Yesterday, the Wall Street Journal reported that Goldman Sachs is attempting to buy tax credits from Fannie Mae, the mortgage giant put into a government conservatorship last year to avoid its failure. Fannie qualifies for lots of government tax credits for its efforts to secure housing for low income Americans. But since turning a profit isn't in the cards for Fannie this year, it can't use the credit to offset taxes: you don't pay taxes on a loss. Goldman Sachs, however, has plenty of profit. So it would love to offset some of its huge tax bill. The Treasury may balk. I have a few thoughts.

First, the Treasury has said that it will only allow the purchase if it's in the best interest of taxpayers. Maybe I'm missing something, but I have trouble seeing how it could be. Goldman will only buy the credits at a discount -- there would be no point if paying full price. Without a discount it might as well just pay the taxes the credits would offset. Let's consider two scenarios:

Scenario 1: Goldman purchases the credit and pays, say, 90 cents on the dollar for a $1 billion tax credit. Fannie gets $900 million; Goldman pays $1 billion less in taxes.

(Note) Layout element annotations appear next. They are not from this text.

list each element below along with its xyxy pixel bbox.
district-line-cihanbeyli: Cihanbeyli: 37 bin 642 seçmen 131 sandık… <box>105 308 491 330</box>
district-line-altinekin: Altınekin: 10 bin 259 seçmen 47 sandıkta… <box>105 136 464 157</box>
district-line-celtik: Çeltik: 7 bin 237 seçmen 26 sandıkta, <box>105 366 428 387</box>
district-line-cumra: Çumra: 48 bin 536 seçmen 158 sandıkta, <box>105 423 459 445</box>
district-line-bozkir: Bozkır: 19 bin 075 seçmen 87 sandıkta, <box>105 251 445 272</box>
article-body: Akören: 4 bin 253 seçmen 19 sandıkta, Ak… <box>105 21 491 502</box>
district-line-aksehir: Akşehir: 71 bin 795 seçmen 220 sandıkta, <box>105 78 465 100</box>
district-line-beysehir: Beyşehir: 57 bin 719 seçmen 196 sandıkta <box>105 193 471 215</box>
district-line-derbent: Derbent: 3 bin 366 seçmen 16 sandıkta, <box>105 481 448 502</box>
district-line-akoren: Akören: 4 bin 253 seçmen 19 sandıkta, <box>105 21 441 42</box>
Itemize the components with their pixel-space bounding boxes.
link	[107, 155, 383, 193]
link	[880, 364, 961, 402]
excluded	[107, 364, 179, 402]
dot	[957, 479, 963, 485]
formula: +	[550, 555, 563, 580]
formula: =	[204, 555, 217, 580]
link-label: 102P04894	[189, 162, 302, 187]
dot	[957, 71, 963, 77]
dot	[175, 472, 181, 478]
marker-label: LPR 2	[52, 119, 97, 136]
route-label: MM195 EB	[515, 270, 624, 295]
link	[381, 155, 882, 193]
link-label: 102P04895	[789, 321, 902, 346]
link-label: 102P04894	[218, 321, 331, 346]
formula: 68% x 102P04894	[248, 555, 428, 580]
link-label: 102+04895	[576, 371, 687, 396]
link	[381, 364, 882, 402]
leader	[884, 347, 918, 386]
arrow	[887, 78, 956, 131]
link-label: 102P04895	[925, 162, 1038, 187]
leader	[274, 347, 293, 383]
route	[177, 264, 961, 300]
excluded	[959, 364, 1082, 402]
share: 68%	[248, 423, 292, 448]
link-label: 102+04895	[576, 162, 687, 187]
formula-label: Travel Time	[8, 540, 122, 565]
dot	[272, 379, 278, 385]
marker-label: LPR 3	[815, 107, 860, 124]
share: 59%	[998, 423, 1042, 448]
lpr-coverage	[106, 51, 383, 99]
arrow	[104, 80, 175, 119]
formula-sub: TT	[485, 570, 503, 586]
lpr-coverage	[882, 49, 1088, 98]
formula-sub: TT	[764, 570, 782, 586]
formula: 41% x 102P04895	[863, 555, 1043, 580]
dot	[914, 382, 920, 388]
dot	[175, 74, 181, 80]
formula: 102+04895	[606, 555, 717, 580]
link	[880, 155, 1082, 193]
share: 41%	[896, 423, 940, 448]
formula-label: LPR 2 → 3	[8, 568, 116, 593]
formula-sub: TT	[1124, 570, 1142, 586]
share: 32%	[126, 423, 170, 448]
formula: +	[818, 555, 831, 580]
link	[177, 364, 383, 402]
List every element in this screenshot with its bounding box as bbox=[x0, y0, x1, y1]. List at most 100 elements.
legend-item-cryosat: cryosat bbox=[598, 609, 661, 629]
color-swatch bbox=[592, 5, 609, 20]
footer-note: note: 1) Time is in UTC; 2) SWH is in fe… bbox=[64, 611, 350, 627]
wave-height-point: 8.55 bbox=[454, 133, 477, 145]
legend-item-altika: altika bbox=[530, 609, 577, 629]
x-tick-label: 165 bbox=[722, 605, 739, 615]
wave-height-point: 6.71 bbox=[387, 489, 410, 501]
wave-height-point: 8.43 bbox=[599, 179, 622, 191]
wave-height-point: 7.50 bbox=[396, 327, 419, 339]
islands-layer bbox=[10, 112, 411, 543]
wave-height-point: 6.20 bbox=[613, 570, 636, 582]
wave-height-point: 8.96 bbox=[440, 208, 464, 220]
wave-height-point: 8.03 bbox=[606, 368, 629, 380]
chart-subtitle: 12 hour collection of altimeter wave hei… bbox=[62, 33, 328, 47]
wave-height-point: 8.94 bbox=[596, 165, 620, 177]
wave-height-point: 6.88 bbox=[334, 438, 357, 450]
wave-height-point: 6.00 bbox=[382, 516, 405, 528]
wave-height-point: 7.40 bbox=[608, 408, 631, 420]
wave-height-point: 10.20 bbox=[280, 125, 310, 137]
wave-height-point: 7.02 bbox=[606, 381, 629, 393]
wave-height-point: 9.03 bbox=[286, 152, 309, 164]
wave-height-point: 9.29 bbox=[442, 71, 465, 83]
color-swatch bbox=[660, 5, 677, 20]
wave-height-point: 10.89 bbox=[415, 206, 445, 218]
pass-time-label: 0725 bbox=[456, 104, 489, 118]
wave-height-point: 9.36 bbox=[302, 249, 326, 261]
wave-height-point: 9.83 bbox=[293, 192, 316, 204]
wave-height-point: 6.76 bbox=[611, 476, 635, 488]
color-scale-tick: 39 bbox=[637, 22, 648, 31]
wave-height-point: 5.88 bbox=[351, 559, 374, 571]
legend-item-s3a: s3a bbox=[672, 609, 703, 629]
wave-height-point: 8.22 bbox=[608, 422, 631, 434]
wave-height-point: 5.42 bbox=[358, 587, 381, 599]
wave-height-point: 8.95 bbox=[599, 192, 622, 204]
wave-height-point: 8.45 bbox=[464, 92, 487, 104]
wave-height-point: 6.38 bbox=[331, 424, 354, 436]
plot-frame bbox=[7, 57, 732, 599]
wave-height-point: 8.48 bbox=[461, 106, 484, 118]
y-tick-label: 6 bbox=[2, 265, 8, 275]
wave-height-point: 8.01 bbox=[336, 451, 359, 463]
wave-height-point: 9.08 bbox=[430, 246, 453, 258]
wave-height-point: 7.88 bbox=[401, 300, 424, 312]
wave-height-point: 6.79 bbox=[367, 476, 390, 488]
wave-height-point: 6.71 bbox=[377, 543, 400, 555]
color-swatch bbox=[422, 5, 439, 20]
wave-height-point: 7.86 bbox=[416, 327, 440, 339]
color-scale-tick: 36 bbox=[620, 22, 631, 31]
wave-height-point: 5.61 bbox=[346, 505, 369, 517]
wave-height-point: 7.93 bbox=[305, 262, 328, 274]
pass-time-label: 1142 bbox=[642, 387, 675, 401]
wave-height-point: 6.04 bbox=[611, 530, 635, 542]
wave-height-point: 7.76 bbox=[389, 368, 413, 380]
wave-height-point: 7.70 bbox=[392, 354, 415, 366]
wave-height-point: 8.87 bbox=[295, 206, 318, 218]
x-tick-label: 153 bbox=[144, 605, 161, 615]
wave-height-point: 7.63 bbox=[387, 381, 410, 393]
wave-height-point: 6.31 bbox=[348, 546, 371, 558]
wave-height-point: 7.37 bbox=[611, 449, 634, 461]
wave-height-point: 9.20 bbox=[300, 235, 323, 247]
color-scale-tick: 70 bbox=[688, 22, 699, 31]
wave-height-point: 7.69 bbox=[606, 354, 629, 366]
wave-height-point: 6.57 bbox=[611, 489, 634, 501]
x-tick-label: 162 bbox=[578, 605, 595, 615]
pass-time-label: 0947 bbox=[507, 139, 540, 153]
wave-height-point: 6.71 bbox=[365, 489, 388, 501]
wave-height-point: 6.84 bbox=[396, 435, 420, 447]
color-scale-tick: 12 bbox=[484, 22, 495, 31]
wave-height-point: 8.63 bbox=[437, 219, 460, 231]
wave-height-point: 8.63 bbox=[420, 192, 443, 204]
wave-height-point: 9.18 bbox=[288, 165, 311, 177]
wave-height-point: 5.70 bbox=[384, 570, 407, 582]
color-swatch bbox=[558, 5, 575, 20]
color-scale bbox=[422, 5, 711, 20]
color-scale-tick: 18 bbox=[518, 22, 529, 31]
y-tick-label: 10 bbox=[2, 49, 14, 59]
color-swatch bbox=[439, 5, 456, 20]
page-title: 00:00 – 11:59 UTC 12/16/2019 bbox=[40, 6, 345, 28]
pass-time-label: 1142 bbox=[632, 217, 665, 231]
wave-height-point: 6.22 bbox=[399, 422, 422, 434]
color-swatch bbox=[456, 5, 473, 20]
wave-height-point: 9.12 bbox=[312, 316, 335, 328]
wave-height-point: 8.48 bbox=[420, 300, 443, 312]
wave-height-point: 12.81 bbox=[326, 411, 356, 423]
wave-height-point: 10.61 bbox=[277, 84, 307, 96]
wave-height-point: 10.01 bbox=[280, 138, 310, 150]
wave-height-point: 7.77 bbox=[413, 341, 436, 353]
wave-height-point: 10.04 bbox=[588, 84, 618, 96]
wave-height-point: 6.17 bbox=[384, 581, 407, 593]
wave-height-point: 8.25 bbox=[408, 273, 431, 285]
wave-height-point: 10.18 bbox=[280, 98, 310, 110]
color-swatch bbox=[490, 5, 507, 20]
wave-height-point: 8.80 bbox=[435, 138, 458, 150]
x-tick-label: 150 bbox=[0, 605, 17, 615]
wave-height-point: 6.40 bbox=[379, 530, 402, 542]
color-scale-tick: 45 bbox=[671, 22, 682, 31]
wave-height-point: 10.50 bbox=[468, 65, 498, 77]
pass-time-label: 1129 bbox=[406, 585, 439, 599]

Since Fannie is wholly owned by Uncle Sam at this point that means the government receives a cash infusion of $900 million. Sounds great, right?

Scenario 2: Goldman doesn't purchase the credit. Instead, it has to pay the $1 billion in taxes. As a result, the government gets $1 billion. It wouldn't have gotten that in the first scenario because Goldman would have claimed a credit against those taxes.

As you can see, if Goldman doesn't buy the credit, the government gets more money, equal to whatever the discount is on the credit. Unless I'm missing something (and if anyone can see what I'm missing, please correct me), then I can't see how taxpayers would be better off if Goldman buys the credit for a discount. And I can't see why Goldman would bother buying the credit without a discount.

One argument for allowing the purchase is that it will provide Fannie with more cash and that will benefit tax payers because they will fund more mortgages. I don't see it. I stress again that the government would still have more money without selling the credit by just collecting Goldman's taxes -- so it could just give Fannie whatever cash infusion it would have got from selling the credit and keep the discount that would have padded Goldman's profits. Taxpayers are still better off without selling the credit.

I have just one final comment. If I'm missing something, and selling the tax credit would be pure gravy for the government, then the buyer shouldn't matter. Some are complaining that the government will be criticized for continuing to do business with Goldman. That's true, but it's a ridiculous reason not to act in taxpayers' best interest, if in fact selling the credit satisfies that criterion. Frankly, the way these things should be done is by bidding. And if Goldman turns out to be the highest bidder, then that's fine. Taxpayers will be better off selling it to whoever is willing to pay the most.